I’m partial to heavy, dark concoctions in the colder months, and the “All Out” stout tasted rich, went down smooth, and filled me with satisfaction that I drank a “real beer.” When the Texas summer hit, I often chose the “Run Wild” IPA and found the flavors from the five Northwest hops to be refreshing.
Athletic Brewing Co. offers 100% vegan and low-gluten brews as well.

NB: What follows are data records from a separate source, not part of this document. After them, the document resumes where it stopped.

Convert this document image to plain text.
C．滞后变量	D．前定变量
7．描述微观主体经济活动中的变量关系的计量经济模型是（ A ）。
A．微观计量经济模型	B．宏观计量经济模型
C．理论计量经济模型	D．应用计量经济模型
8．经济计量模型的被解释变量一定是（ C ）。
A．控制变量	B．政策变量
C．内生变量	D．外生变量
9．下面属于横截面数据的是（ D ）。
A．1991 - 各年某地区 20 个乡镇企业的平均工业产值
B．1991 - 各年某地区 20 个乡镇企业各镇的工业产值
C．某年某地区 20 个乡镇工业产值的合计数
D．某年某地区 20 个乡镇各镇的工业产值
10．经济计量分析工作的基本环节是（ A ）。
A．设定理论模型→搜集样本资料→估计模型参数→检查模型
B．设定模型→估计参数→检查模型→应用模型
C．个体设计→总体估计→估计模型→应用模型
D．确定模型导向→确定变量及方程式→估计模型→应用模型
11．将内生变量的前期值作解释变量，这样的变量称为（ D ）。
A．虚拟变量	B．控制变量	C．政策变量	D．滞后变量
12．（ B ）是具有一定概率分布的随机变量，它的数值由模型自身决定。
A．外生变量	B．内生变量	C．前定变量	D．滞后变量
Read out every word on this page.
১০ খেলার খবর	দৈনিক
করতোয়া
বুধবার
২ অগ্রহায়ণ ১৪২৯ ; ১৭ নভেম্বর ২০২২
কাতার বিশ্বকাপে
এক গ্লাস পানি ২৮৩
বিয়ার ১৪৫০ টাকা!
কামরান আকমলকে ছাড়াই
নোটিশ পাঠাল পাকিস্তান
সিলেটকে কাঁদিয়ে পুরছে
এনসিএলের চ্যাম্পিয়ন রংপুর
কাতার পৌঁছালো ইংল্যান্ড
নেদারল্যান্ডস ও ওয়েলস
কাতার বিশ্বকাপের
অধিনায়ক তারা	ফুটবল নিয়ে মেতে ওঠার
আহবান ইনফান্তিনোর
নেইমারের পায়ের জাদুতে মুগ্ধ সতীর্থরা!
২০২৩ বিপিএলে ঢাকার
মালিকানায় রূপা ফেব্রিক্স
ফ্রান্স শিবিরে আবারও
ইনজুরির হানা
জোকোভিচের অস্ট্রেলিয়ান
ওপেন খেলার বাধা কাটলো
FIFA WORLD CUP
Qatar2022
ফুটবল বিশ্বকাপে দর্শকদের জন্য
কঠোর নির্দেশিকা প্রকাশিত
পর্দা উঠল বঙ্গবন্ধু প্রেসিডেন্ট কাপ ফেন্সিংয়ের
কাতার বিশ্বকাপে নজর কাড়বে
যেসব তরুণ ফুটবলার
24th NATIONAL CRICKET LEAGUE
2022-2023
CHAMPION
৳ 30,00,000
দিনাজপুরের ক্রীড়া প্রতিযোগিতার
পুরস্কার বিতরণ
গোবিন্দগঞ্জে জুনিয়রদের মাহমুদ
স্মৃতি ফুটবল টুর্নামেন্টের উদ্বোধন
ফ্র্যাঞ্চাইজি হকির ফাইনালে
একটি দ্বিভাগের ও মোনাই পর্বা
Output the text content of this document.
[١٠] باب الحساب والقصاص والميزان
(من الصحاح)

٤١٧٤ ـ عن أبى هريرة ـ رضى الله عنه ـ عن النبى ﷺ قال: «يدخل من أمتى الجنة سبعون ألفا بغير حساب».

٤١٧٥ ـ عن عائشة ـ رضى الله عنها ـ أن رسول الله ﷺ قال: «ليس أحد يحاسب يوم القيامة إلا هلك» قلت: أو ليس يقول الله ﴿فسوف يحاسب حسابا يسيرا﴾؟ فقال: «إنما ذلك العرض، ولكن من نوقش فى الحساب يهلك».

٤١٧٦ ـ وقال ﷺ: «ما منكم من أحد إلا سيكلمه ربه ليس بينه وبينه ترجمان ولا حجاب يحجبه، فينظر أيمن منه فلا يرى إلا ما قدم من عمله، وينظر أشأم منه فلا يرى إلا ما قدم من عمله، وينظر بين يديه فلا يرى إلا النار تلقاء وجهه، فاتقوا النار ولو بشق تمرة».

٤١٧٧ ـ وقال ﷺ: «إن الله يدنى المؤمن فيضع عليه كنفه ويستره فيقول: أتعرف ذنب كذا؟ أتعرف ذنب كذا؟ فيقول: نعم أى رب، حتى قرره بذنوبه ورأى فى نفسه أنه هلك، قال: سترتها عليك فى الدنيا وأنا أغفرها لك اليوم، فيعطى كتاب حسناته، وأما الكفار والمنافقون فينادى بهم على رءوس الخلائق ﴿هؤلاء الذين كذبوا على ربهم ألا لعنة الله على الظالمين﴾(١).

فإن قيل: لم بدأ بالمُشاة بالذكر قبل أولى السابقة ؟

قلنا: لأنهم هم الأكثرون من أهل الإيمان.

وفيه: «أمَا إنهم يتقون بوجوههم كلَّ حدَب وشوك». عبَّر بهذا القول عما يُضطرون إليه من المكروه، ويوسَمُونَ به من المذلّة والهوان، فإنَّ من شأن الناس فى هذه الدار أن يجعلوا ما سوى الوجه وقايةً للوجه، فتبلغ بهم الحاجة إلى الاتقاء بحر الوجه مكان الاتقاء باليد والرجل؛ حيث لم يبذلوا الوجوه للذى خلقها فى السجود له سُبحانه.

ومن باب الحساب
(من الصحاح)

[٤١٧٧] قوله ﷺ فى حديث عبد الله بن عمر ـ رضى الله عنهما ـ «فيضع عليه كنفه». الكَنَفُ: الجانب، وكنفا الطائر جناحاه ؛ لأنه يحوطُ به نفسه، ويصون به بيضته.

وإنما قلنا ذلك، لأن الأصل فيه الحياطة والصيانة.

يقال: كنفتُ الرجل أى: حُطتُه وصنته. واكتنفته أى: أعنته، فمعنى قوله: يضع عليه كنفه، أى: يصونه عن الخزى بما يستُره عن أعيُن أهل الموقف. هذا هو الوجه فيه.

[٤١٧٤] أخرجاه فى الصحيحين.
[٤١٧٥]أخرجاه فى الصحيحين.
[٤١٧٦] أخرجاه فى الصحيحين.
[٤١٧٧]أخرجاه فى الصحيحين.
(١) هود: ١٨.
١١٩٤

Do you have a road or gravel cyclist family member, or friend that always sports the coolest gear? That rider undoubtedly uses modern tubeless wheels and thus needs a tubeless repair kit. And if you’re unsure, just ask them if they run tubeless.
It doesn’t get any slicker than this kit ($125) that hides inside each end of a drop handlebar. Yep, Dynaplug cleverly designed and patented this James Bond-ish and, dare I say, tactical solution to carrying the required tool and plugs to repair punctures.
I felt so cool when I unthreaded it from my gravel bike handlebar for the first time.
The Covert Drop Bar uses the same trustworthy plugs as all the other Dynaplug cycling tubeless repair kits, and each bar end tool houses two of them, so you get four shots at that sucker.
And the end cap is stylishly anodized and laser engraved with a topographic map design to be up to snuff on even the swankiest whip.
Modern bikes, especially ones with carbon frames and components, don’t hold up well to ham-fisted home mechanics. Many bolts have super-low torque values, and over-tightening can cause irreversible damage.
There are plenty of torque wrenches out there, but some will not register low enough torques, or they are inaccurate at these sometimes minuscule values. And many are too long or big to provide the feel necessary for small bicycle bits.
The Topeak Torq Stick 2-10 Nm ($120) addresses all these issues in a convenient kit. Topeak claims a ±4% accuracy within its torque range, and the reversible wrench is an appropriate 5.8 inches long. The tool comes with a case and 3/4/5mm Allen bits and T20/T25 Torx bits.
This kit has not left the top of my toolbox since its arrival. Topeak also has a 4-20 Nm version.
Bicycle water bottles are just water bottles. But this beauty is not.
The Velo Canteen ($45) is a stainless steel double-wall vacuum-insulated vessel that fits standard water bottle cages. Read, hot coffee on those brisk pre-dawn rides! Or, maybe better yet, whiskey on the rocks the second you step off.
Either way, the Velo Canteen makes rides on either end of the thermal spectrum a little bit more pleasant. The Velo Canteen comes with a screw-top stopper and a flip-top nozzle for drinking on the go.
Everyone that has seen it has commented on the classic aesthetic. This thing screams to be on a handbuilt, lugged, steel gravel bike.
And I recommend a composite bottle cage to prevent rattling.
Water bottle cages can get overlooked. They have a simple function, but I’ve jettisoned plenty of bottles, some over bridges, never to be seen again. I’ve also seen incredibly fine full-carbon wonder bikes outfitted with cheap plastic cages, which seems wrong.
I’ve tried so many bottle cages. Some super-expensive carbon versions unleashed my bottle on the first rough gravel road. The Elite Vico Carbon Water Bottle Cage ($45) has gripped my bottles with tenacity, weighs only 25 g each, and is as svelte as the Ciussi “button” cage that put Elite on the map.
Elite has been a cycling staple since 1979.